What are the broader impacts or implications of your research for policy or practice?
Our findings suggest that climate impacts on ecosystems won’t just be driven by increasing temperatures or habitat loss, but also by who interacts with whom.
For conservation and management, this means that maintaining diverse, intact communities may help species cope with climate change by preserving beneficial interactions. It also cautions against assuming that all novel species interactions will be negative — some may actually enhance resilience.
About the author
How did you get involved in ecology?
I have always been fascinated by how ecosystems respond to changing environments, and I’ve spent much of my life outdoors. My interest in ecology really took shape through fishing. Growing up fishing on polluted rivers, often dominated by invasive fish species, made environmental impacts feel very real — I could see how degradation directly affected the fish and ecosystems I cared about. That combination of time outdoors, personal experience, and scientific curiosity drew me towards a career in ecology.
What is your current position?
I am currently a Chancellor’s Research Fellow at the University of Technology Sydney, where I research climate resilience in marine and estuarine fishes. By combining studies in climatically extreme lagoons with mechanistic experiments, I investigate how fishes respond to warming, hypoxia, and acidification, with the goal of identifying traits and processes that could help climate-proof estuarine and reef fish communities under future climate change.

Have you continued the research your paper is about?
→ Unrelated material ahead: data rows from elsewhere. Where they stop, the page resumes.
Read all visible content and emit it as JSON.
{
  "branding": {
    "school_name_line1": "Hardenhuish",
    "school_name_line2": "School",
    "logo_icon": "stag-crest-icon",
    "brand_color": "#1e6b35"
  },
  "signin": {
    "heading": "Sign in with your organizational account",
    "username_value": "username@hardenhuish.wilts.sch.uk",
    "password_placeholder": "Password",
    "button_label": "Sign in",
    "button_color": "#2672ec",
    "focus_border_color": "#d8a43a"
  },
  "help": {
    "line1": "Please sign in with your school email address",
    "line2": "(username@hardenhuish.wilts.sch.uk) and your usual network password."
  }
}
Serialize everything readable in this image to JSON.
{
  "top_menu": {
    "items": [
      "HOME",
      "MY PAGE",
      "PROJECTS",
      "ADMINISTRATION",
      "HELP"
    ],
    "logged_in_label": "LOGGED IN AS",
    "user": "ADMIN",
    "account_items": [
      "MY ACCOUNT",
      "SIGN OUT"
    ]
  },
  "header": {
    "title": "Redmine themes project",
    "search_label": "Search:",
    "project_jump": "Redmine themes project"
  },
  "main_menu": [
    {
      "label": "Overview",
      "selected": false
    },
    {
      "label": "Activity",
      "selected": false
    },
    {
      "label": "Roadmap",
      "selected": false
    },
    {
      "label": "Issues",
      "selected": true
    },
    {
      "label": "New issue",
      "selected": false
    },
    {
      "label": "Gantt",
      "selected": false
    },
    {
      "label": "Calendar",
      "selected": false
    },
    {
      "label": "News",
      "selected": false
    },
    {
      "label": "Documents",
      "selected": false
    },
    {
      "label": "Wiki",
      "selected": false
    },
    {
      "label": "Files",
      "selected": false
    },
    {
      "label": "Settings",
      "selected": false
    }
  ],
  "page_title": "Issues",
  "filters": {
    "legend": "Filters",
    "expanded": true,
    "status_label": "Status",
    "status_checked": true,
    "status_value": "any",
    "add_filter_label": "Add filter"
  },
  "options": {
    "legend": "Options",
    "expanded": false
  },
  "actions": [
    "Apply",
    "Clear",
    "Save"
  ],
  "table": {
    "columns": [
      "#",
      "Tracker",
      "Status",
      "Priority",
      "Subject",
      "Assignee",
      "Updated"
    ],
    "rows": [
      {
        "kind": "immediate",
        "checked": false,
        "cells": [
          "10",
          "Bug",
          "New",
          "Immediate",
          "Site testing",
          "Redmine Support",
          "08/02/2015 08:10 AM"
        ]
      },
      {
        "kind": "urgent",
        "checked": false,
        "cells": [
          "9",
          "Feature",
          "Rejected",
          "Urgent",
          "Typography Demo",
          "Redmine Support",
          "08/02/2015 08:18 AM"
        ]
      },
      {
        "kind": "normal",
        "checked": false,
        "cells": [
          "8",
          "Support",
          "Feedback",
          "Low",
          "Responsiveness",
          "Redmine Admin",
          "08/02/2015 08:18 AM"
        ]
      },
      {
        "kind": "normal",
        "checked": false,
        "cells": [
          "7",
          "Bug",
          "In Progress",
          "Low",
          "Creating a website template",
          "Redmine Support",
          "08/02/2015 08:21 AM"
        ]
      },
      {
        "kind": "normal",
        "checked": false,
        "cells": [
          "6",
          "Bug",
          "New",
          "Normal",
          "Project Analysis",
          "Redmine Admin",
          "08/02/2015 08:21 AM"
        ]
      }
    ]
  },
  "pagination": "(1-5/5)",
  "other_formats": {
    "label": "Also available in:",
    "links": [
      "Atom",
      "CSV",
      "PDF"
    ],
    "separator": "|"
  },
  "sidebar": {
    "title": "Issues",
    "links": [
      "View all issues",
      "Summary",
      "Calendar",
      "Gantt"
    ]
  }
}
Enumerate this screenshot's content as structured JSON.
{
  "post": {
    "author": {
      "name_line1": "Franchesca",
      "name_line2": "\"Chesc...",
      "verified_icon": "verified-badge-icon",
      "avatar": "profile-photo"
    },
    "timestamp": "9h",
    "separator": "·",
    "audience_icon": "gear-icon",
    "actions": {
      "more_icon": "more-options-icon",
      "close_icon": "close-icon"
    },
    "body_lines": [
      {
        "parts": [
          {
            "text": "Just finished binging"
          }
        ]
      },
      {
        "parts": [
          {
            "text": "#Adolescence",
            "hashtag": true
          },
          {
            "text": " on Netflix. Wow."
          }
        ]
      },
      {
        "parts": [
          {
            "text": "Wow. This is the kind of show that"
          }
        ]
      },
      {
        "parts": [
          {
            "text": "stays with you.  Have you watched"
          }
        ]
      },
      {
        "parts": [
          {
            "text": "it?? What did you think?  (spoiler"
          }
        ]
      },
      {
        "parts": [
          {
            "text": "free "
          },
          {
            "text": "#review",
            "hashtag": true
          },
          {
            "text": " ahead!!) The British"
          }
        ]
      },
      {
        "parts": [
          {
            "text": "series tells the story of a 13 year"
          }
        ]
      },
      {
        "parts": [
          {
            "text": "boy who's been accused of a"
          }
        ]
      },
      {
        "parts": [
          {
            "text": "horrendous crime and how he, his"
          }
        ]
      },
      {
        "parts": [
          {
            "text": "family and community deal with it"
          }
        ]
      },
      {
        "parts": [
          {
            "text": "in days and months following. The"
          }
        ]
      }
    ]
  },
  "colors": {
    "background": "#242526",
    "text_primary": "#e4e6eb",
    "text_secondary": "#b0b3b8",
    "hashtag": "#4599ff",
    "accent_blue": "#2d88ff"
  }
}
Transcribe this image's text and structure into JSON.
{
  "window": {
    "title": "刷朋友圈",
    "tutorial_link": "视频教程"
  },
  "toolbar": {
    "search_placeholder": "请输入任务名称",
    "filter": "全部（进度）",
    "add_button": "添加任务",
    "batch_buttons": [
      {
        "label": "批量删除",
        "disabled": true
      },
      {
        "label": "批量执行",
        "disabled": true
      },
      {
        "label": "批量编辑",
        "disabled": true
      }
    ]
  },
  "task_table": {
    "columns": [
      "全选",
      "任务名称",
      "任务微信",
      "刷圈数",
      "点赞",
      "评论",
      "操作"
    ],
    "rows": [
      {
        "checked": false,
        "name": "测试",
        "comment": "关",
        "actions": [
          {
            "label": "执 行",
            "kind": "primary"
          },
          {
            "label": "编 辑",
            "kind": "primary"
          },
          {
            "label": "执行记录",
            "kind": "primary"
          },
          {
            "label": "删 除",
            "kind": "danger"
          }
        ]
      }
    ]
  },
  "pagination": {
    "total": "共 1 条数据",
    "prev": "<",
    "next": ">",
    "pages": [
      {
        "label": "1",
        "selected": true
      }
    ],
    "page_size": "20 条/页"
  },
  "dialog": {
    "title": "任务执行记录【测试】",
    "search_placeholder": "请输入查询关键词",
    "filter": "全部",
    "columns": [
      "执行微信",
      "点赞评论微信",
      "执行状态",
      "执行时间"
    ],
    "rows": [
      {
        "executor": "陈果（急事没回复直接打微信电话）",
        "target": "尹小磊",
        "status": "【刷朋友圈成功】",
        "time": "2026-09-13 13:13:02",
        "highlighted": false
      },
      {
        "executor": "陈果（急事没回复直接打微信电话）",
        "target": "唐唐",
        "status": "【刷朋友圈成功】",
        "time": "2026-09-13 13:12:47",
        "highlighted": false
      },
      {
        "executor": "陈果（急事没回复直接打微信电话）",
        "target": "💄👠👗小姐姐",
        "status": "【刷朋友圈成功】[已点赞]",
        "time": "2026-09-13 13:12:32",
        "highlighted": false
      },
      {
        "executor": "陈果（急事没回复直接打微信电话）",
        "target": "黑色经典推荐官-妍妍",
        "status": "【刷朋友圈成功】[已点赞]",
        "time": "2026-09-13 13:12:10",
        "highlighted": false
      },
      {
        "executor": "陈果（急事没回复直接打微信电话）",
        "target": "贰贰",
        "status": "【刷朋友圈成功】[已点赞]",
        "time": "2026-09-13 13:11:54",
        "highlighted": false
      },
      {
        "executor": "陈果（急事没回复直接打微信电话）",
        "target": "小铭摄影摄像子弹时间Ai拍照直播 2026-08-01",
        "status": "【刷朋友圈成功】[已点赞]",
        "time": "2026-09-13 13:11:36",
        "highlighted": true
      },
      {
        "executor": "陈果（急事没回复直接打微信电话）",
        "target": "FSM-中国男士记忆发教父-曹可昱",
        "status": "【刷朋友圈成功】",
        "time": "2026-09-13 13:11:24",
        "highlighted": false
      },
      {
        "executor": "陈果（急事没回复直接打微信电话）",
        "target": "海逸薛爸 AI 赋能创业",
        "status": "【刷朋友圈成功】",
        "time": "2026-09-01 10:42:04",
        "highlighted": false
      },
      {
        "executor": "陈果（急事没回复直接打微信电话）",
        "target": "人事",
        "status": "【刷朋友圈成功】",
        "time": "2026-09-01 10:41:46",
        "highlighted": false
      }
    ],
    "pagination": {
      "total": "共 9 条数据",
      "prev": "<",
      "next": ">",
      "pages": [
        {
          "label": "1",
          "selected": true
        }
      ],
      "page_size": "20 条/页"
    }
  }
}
Yes — this paper has strongly shaped the direction of my research. I’m now expanding this work to examine how behavioural plasticity, physiology, and thermal history interact to determine which fish species and populations can persist under climate change stressors such as marine heatwaves, warming and acidification. To do this, I use natural CO2 seeps, ocean-warming hotspots paired with climate-simulated experiments to understand how novel species interactions play out under realistic future climate scenarios.
What one piece of advice would you give to someone in your field?
Spend time observing nature. As climate-change-focused ecologists, we often prioritise controlled experiments, but ecosystems frequently behave in ways we don’t predict. Some of the most interesting and important insights come from embracing ecological complexity rather than trying to eliminate it.